This past week I took boudoir photos, sort of for the first time. It was a nice full hour. I wore a lot of my dance clothes, my sexy heels, and took some pictures with my belly chain. Turns out that the photographer is “friends with a lot of the girls” at the club where I work. (PS: I think any middle-aged guy who describes 20 year old strippers as his “friends” may have other stuff to work through). We had a lot of fun talking about why I like dancing, my exhibitionist tendencies, and his experiences photographing. I had a wonderful time wearing my sexy clothes, getting naked, and smiling.
And then… I had to immediately drive to the beginning of my volunteer training to help with the crisis line in town. This rapid transition reminds me of the post I wrote back in April about going from my feminist conference to my strip club birthday stage dance. I had a hard time, again, mentally transitioning so quickly from feeling sexually powerful and in control of my body to a space largely dominated by topics like sexual assault, sexualization, and objectification. Reconciling these two very different spaces is a bit disorienting for me.
Something that I have been thinking a lot about is identifying particular spaces that are safe in which to disclose my experiences dancing. I had been curious up until this week whether or not this training space would be safe or not. I had been thinking that it might be, because the organization also has a sex worker outreach program and is focused on harm-reduction methods of assisting those they are in contact with. And yet, attending two sessions of the training this week, I am still trying to figure out whether there is still a sense of “us” and “them” with regards to people who work in the sex industry. While it is an accepted fact that everyone in the room has direct experience with sexual assault or abuse either because they experienced it or someone they know has, and thus there is a sense that everyone can understand the impacts of assault and sexual violence, I have not yet felt a similar level of understanding for those who work as prostitutes, strippers, call girls, or lingerie models. I am curious to find out the stances of the trainers and other people in my training as I continue attending sessions and getting to know people.

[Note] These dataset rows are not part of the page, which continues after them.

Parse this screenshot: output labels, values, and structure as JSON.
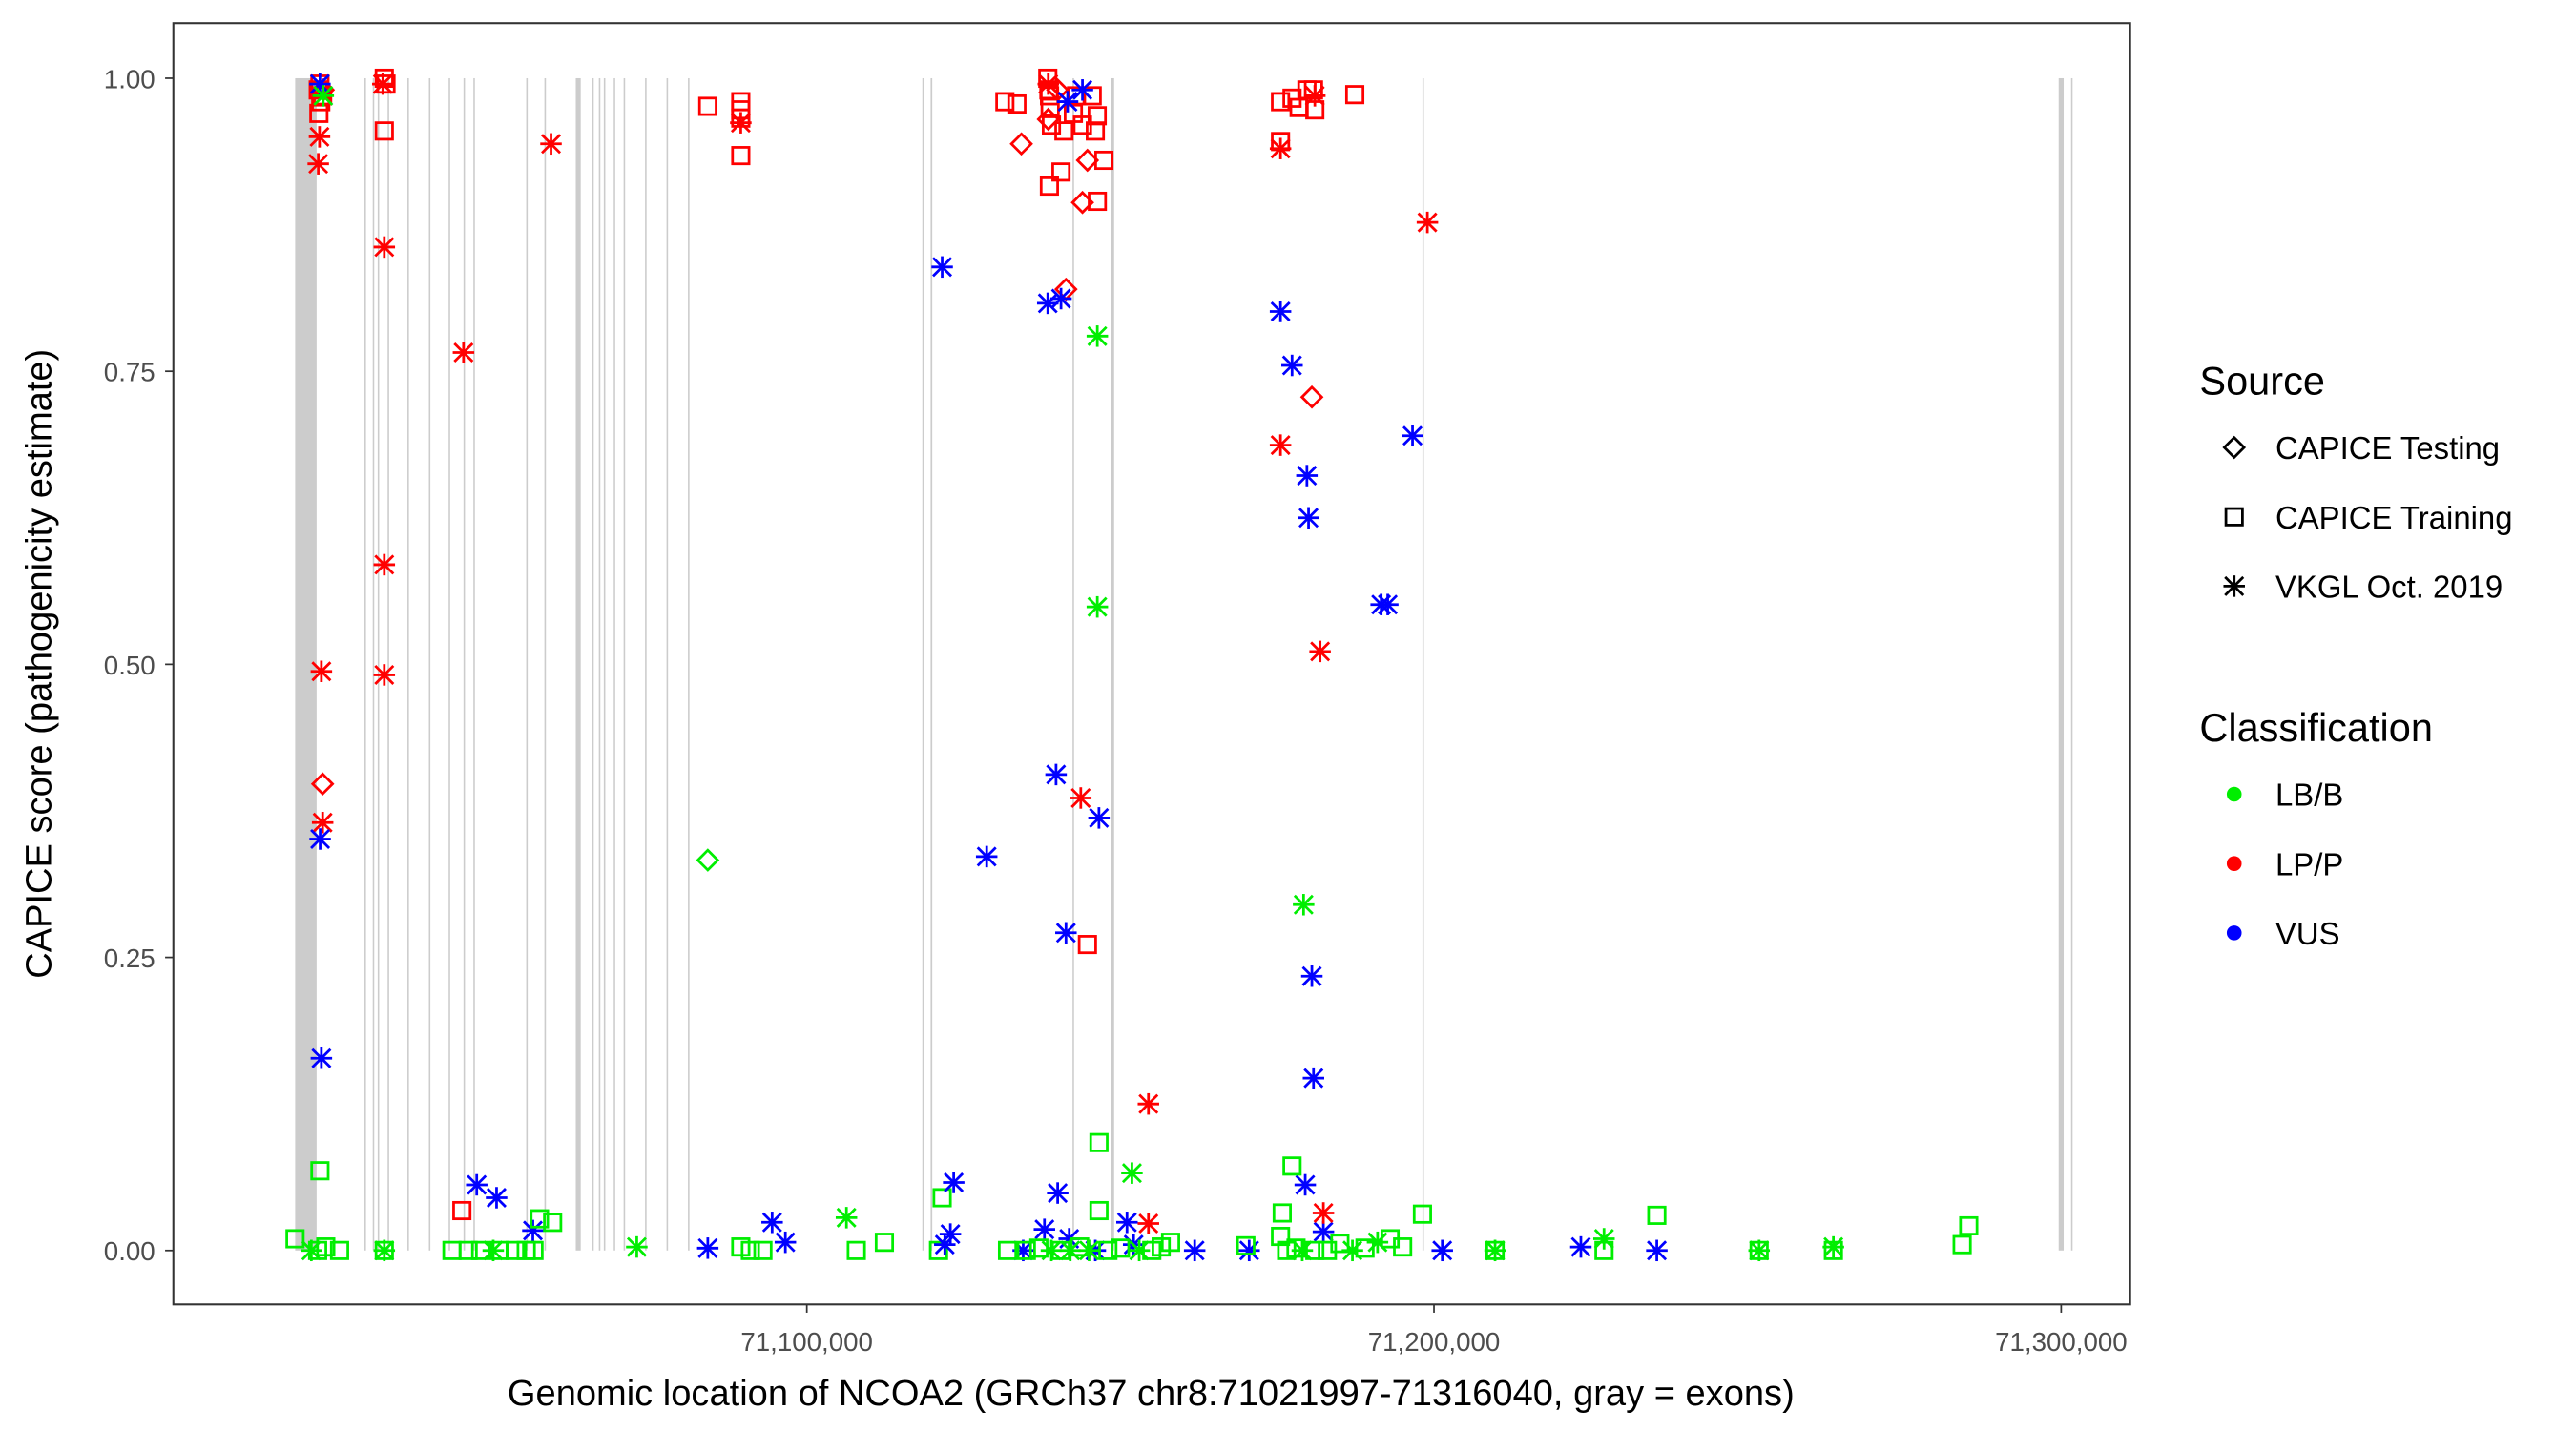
{
  "chart_data": {
    "type": "scatter",
    "xlabel": "Genomic location of NCOA2 (GRCh37 chr8:71021997-71316040, gray = exons)",
    "ylabel": "CAPICE score (pathogenicity estimate)",
    "x_ticks": [
      71100000,
      71200000,
      71300000
    ],
    "x_tick_labels": [
      "71,100,000",
      "71,200,000",
      "71,300,000"
    ],
    "y_ticks": [
      0,
      0.25,
      0.5,
      0.75,
      1
    ],
    "y_tick_labels": [
      "0.00",
      "0.25",
      "0.50",
      "0.75",
      "1.00"
    ],
    "xlim": [
      70999000,
      71311000
    ],
    "ylim": [
      -0.046,
      1.047
    ],
    "grid": false,
    "legend": {
      "placement": "right",
      "source_title": "Source",
      "sources": [
        {
          "code": "T",
          "label": "CAPICE Testing",
          "shape": "diamond"
        },
        {
          "code": "R",
          "label": "CAPICE Training",
          "shape": "square"
        },
        {
          "code": "V",
          "label": "VKGL Oct. 2019",
          "shape": "asterisk"
        }
      ],
      "class_title": "Classification",
      "classes": [
        {
          "code": "B",
          "label": "LB/B",
          "color": "#00ee00"
        },
        {
          "code": "P",
          "label": "LP/P",
          "color": "#ff0000"
        },
        {
          "code": "U",
          "label": "VUS",
          "color": "#0000ff"
        }
      ]
    },
    "exons": [
      [
        71018420,
        71021840
      ],
      [
        71029470,
        71029700
      ],
      [
        71030790,
        71031000
      ],
      [
        71031580,
        71031800
      ],
      [
        71033160,
        71033400
      ],
      [
        71036320,
        71036550
      ],
      [
        71039740,
        71039950
      ],
      [
        71042890,
        71043100
      ],
      [
        71045260,
        71045450
      ],
      [
        71046840,
        71047050
      ],
      [
        71055260,
        71055450
      ],
      [
        71058160,
        71058400
      ],
      [
        71063160,
        71063950
      ],
      [
        71065790,
        71066000
      ],
      [
        71066840,
        71067050
      ],
      [
        71067630,
        71067850
      ],
      [
        71069210,
        71069420
      ],
      [
        71070790,
        71071000
      ],
      [
        71074210,
        71074420
      ],
      [
        71077630,
        71077850
      ],
      [
        71081050,
        71081250
      ],
      [
        71118420,
        71118650
      ],
      [
        71119740,
        71120000
      ],
      [
        71142370,
        71142600
      ],
      [
        71148500,
        71149000
      ],
      [
        71198160,
        71198380
      ],
      [
        71299600,
        71300400
      ],
      [
        71301580,
        71301800
      ]
    ],
    "points_columns": [
      "position",
      "score",
      "source",
      "classification"
    ],
    "points": [
      [
        71022370,
        0.995,
        "R",
        "P"
      ],
      [
        71022100,
        0.99,
        "R",
        "P"
      ],
      [
        71022800,
        0.985,
        "R",
        "P"
      ],
      [
        71022500,
        0.98,
        "R",
        "P"
      ],
      [
        71022200,
        0.97,
        "R",
        "P"
      ],
      [
        71022900,
        0.99,
        "T",
        "P"
      ],
      [
        71022370,
        0.995,
        "V",
        "U"
      ],
      [
        71022300,
        0.95,
        "V",
        "P"
      ],
      [
        71022100,
        0.927,
        "V",
        "P"
      ],
      [
        71022900,
        0.985,
        "V",
        "B"
      ],
      [
        71022600,
        0.494,
        "V",
        "P"
      ],
      [
        71022800,
        0.398,
        "T",
        "P"
      ],
      [
        71022800,
        0.365,
        "V",
        "P"
      ],
      [
        71022400,
        0.351,
        "V",
        "U"
      ],
      [
        71022600,
        0.164,
        "V",
        "U"
      ],
      [
        71022370,
        0.068,
        "R",
        "B"
      ],
      [
        71018400,
        0.01,
        "R",
        "B"
      ],
      [
        71021000,
        0.0,
        "V",
        "B"
      ],
      [
        71022000,
        0.0,
        "R",
        "B"
      ],
      [
        71023300,
        0.003,
        "R",
        "B"
      ],
      [
        71025500,
        0.0,
        "R",
        "B"
      ],
      [
        71032630,
        1.0,
        "R",
        "P"
      ],
      [
        71032400,
        0.995,
        "V",
        "P"
      ],
      [
        71032900,
        0.995,
        "R",
        "P"
      ],
      [
        71032630,
        0.955,
        "R",
        "P"
      ],
      [
        71032630,
        0.856,
        "V",
        "P"
      ],
      [
        71032630,
        0.585,
        "V",
        "P"
      ],
      [
        71032630,
        0.491,
        "V",
        "P"
      ],
      [
        71032630,
        0.0,
        "R",
        "B"
      ],
      [
        71032630,
        0.0,
        "V",
        "B"
      ],
      [
        71045260,
        0.766,
        "V",
        "P"
      ],
      [
        71045000,
        0.034,
        "R",
        "P"
      ],
      [
        71059210,
        0.944,
        "V",
        "P"
      ],
      [
        71047370,
        0.056,
        "V",
        "U"
      ],
      [
        71050530,
        0.045,
        "V",
        "U"
      ],
      [
        71056320,
        0.017,
        "V",
        "U"
      ],
      [
        71043420,
        0.0,
        "R",
        "B"
      ],
      [
        71046000,
        0.0,
        "R",
        "B"
      ],
      [
        71048000,
        0.0,
        "R",
        "B"
      ],
      [
        71050000,
        0.0,
        "V",
        "B"
      ],
      [
        71051000,
        0.0,
        "R",
        "B"
      ],
      [
        71053500,
        0.0,
        "R",
        "B"
      ],
      [
        71055260,
        0.0,
        "R",
        "B"
      ],
      [
        71056500,
        0.0,
        "R",
        "B"
      ],
      [
        71057370,
        0.027,
        "R",
        "B"
      ],
      [
        71059470,
        0.024,
        "R",
        "B"
      ],
      [
        71072890,
        0.003,
        "V",
        "B"
      ],
      [
        71084210,
        0.976,
        "R",
        "P"
      ],
      [
        71084210,
        0.333,
        "T",
        "B"
      ],
      [
        71084210,
        0.002,
        "V",
        "U"
      ],
      [
        71089470,
        0.98,
        "R",
        "P"
      ],
      [
        71089470,
        0.973,
        "R",
        "P"
      ],
      [
        71089470,
        0.966,
        "R",
        "P"
      ],
      [
        71089470,
        0.962,
        "V",
        "P"
      ],
      [
        71089470,
        0.934,
        "R",
        "P"
      ],
      [
        71089470,
        0.003,
        "R",
        "B"
      ],
      [
        71091000,
        0.0,
        "R",
        "B"
      ],
      [
        71093000,
        0.0,
        "R",
        "B"
      ],
      [
        71094470,
        0.024,
        "V",
        "U"
      ],
      [
        71096580,
        0.007,
        "V",
        "U"
      ],
      [
        71106320,
        0.028,
        "V",
        "B"
      ],
      [
        71107890,
        0.0,
        "R",
        "B"
      ],
      [
        71112370,
        0.007,
        "R",
        "B"
      ],
      [
        71121580,
        0.839,
        "V",
        "U"
      ],
      [
        71121580,
        0.045,
        "R",
        "B"
      ],
      [
        71123420,
        0.058,
        "V",
        "U"
      ],
      [
        71122890,
        0.014,
        "V",
        "U"
      ],
      [
        71121000,
        0.0,
        "R",
        "B"
      ],
      [
        71122000,
        0.005,
        "V",
        "U"
      ],
      [
        71128680,
        0.336,
        "V",
        "U"
      ],
      [
        71131580,
        0.98,
        "R",
        "P"
      ],
      [
        71133500,
        0.978,
        "R",
        "P"
      ],
      [
        71134210,
        0.944,
        "T",
        "P"
      ],
      [
        71138680,
        0.908,
        "R",
        "P"
      ],
      [
        71140530,
        0.92,
        "R",
        "P"
      ],
      [
        71138420,
        1.0,
        "R",
        "P"
      ],
      [
        71138500,
        0.995,
        "V",
        "P"
      ],
      [
        71138600,
        0.99,
        "R",
        "P"
      ],
      [
        71138700,
        0.985,
        "R",
        "P"
      ],
      [
        71138800,
        0.975,
        "R",
        "P"
      ],
      [
        71138500,
        0.965,
        "T",
        "P"
      ],
      [
        71139000,
        0.96,
        "R",
        "P"
      ],
      [
        71140000,
        0.99,
        "T",
        "P"
      ],
      [
        71141000,
        0.955,
        "R",
        "P"
      ],
      [
        71142500,
        0.97,
        "R",
        "P"
      ],
      [
        71143000,
        0.985,
        "R",
        "P"
      ],
      [
        71145500,
        0.985,
        "R",
        "P"
      ],
      [
        71146300,
        0.968,
        "R",
        "P"
      ],
      [
        71146000,
        0.955,
        "R",
        "P"
      ],
      [
        71143950,
        0.96,
        "R",
        "P"
      ],
      [
        71141320,
        0.82,
        "T",
        "P"
      ],
      [
        71143950,
        0.894,
        "T",
        "P"
      ],
      [
        71144740,
        0.93,
        "T",
        "P"
      ],
      [
        71146320,
        0.895,
        "R",
        "P"
      ],
      [
        71147370,
        0.93,
        "R",
        "P"
      ],
      [
        71144740,
        0.261,
        "R",
        "P"
      ],
      [
        71143680,
        0.386,
        "V",
        "P"
      ],
      [
        71138420,
        0.808,
        "V",
        "U"
      ],
      [
        71140530,
        0.812,
        "V",
        "U"
      ],
      [
        71141580,
        0.98,
        "V",
        "U"
      ],
      [
        71143950,
        0.99,
        "V",
        "U"
      ],
      [
        71139740,
        0.406,
        "V",
        "U"
      ],
      [
        71141320,
        0.271,
        "V",
        "U"
      ],
      [
        71146580,
        0.369,
        "V",
        "U"
      ],
      [
        71140000,
        0.049,
        "V",
        "U"
      ],
      [
        71137890,
        0.018,
        "V",
        "U"
      ],
      [
        71141840,
        0.01,
        "V",
        "U"
      ],
      [
        71151050,
        0.024,
        "V",
        "U"
      ],
      [
        71152110,
        0.005,
        "V",
        "U"
      ],
      [
        71134500,
        0.0,
        "V",
        "U"
      ],
      [
        71146000,
        0.0,
        "V",
        "U"
      ],
      [
        71146320,
        0.78,
        "V",
        "B"
      ],
      [
        71146320,
        0.549,
        "V",
        "B"
      ],
      [
        71151840,
        0.066,
        "V",
        "B"
      ],
      [
        71146580,
        0.092,
        "R",
        "B"
      ],
      [
        71146580,
        0.034,
        "R",
        "B"
      ],
      [
        71154470,
        0.125,
        "V",
        "P"
      ],
      [
        71154470,
        0.023,
        "V",
        "P"
      ],
      [
        71132000,
        0.0,
        "R",
        "B"
      ],
      [
        71135000,
        0.0,
        "R",
        "B"
      ],
      [
        71137000,
        0.002,
        "R",
        "B"
      ],
      [
        71139000,
        0.0,
        "V",
        "B"
      ],
      [
        71140500,
        0.0,
        "R",
        "B"
      ],
      [
        71142000,
        0.0,
        "V",
        "B"
      ],
      [
        71143500,
        0.003,
        "R",
        "B"
      ],
      [
        71145000,
        0.0,
        "V",
        "B"
      ],
      [
        71148000,
        0.0,
        "R",
        "B"
      ],
      [
        71150000,
        0.002,
        "R",
        "B"
      ],
      [
        71153000,
        0.0,
        "V",
        "B"
      ],
      [
        71155000,
        0.0,
        "R",
        "B"
      ],
      [
        71156500,
        0.003,
        "R",
        "B"
      ],
      [
        71158000,
        0.007,
        "R",
        "B"
      ],
      [
        71161840,
        0.0,
        "V",
        "U"
      ],
      [
        71170530,
        0.0,
        "V",
        "U"
      ],
      [
        71170000,
        0.004,
        "R",
        "B"
      ],
      [
        71175530,
        0.98,
        "R",
        "P"
      ],
      [
        71177370,
        0.983,
        "R",
        "P"
      ],
      [
        71178500,
        0.975,
        "R",
        "P"
      ],
      [
        71179740,
        0.99,
        "R",
        "P"
      ],
      [
        71180790,
        0.99,
        "R",
        "P"
      ],
      [
        71181000,
        0.985,
        "V",
        "P"
      ],
      [
        71181000,
        0.973,
        "R",
        "P"
      ],
      [
        71187370,
        0.986,
        "R",
        "P"
      ],
      [
        71175530,
        0.946,
        "R",
        "P"
      ],
      [
        71175530,
        0.94,
        "V",
        "P"
      ],
      [
        71175530,
        0.801,
        "V",
        "U"
      ],
      [
        71177370,
        0.755,
        "V",
        "U"
      ],
      [
        71179740,
        0.661,
        "V",
        "U"
      ],
      [
        71180000,
        0.625,
        "V",
        "U"
      ],
      [
        71180530,
        0.234,
        "V",
        "U"
      ],
      [
        71180790,
        0.147,
        "V",
        "U"
      ],
      [
        71179470,
        0.056,
        "V",
        "U"
      ],
      [
        71182370,
        0.016,
        "V",
        "U"
      ],
      [
        71175530,
        0.687,
        "V",
        "P"
      ],
      [
        71181840,
        0.511,
        "V",
        "P"
      ],
      [
        71182370,
        0.032,
        "V",
        "P"
      ],
      [
        71180530,
        0.728,
        "T",
        "P"
      ],
      [
        71179210,
        0.295,
        "V",
        "B"
      ],
      [
        71177370,
        0.072,
        "R",
        "B"
      ],
      [
        71175800,
        0.032,
        "R",
        "B"
      ],
      [
        71175530,
        0.012,
        "R",
        "B"
      ],
      [
        71176500,
        0.0,
        "R",
        "B"
      ],
      [
        71178000,
        0.002,
        "R",
        "B"
      ],
      [
        71179000,
        0.0,
        "V",
        "B"
      ],
      [
        71181000,
        0.0,
        "R",
        "B"
      ],
      [
        71183000,
        0.0,
        "R",
        "B"
      ],
      [
        71185000,
        0.006,
        "R",
        "B"
      ],
      [
        71187000,
        0.0,
        "V",
        "B"
      ],
      [
        71189000,
        0.002,
        "R",
        "B"
      ],
      [
        71191000,
        0.007,
        "V",
        "B"
      ],
      [
        71193000,
        0.01,
        "R",
        "B"
      ],
      [
        71195000,
        0.003,
        "R",
        "B"
      ],
      [
        71196580,
        0.695,
        "V",
        "U"
      ],
      [
        71191580,
        0.551,
        "V",
        "U"
      ],
      [
        71192630,
        0.551,
        "V",
        "U"
      ],
      [
        71198950,
        0.877,
        "V",
        "P"
      ],
      [
        71198160,
        0.031,
        "R",
        "B"
      ],
      [
        71201320,
        0.0,
        "V",
        "U"
      ],
      [
        71209740,
        0.0,
        "R",
        "B"
      ],
      [
        71209740,
        0.0,
        "V",
        "B"
      ],
      [
        71223420,
        0.003,
        "V",
        "U"
      ],
      [
        71227110,
        0.01,
        "V",
        "B"
      ],
      [
        71227110,
        0.0,
        "R",
        "B"
      ],
      [
        71235530,
        0.03,
        "R",
        "B"
      ],
      [
        71235530,
        0.0,
        "V",
        "U"
      ],
      [
        71251840,
        0.0,
        "R",
        "B"
      ],
      [
        71251840,
        0.0,
        "V",
        "B"
      ],
      [
        71263680,
        0.003,
        "V",
        "B"
      ],
      [
        71263680,
        0.0,
        "R",
        "B"
      ],
      [
        71285260,
        0.021,
        "R",
        "B"
      ],
      [
        71284210,
        0.005,
        "R",
        "B"
      ]
    ]
  }
}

Also: I have been trying to figure out my game plan for applying to my PhD program in public health with regards to disclosing my personal experiences. So far in my personal statement I discuss my personal motivations for studying relationship health and sexual violence prevention: being in an open relationship, identifying as bisexual, and my current experience as a dancer. I feel like academics are more likely to have an open mind about such ideas and perspectives, but I am still nervous about the stigma related to each of those identities and backgrounds.
Something else I realized this week related to dancing is my sense of “flow” while I am dancing. I posted on “flow” a while back with regards to how being with sexy friends is another instance during which I feel this way:
I really do feel this way. There really are not that many activities I have done in my life where I feel so engaged, stimulated, happy, peaceful, challenged, and excited. I have felt that way at times in my life when I was swimming, spending time with friends, and having sex. It makes me feel so relaxed realizing that I gain this sense of enrichment from dancing. It makes me feel relaxed about not having a “long-term” job and about not having all of my “plans” figured out. Because clearly I am a happy, satisfied, and fulfilled person right now, which is pretty important.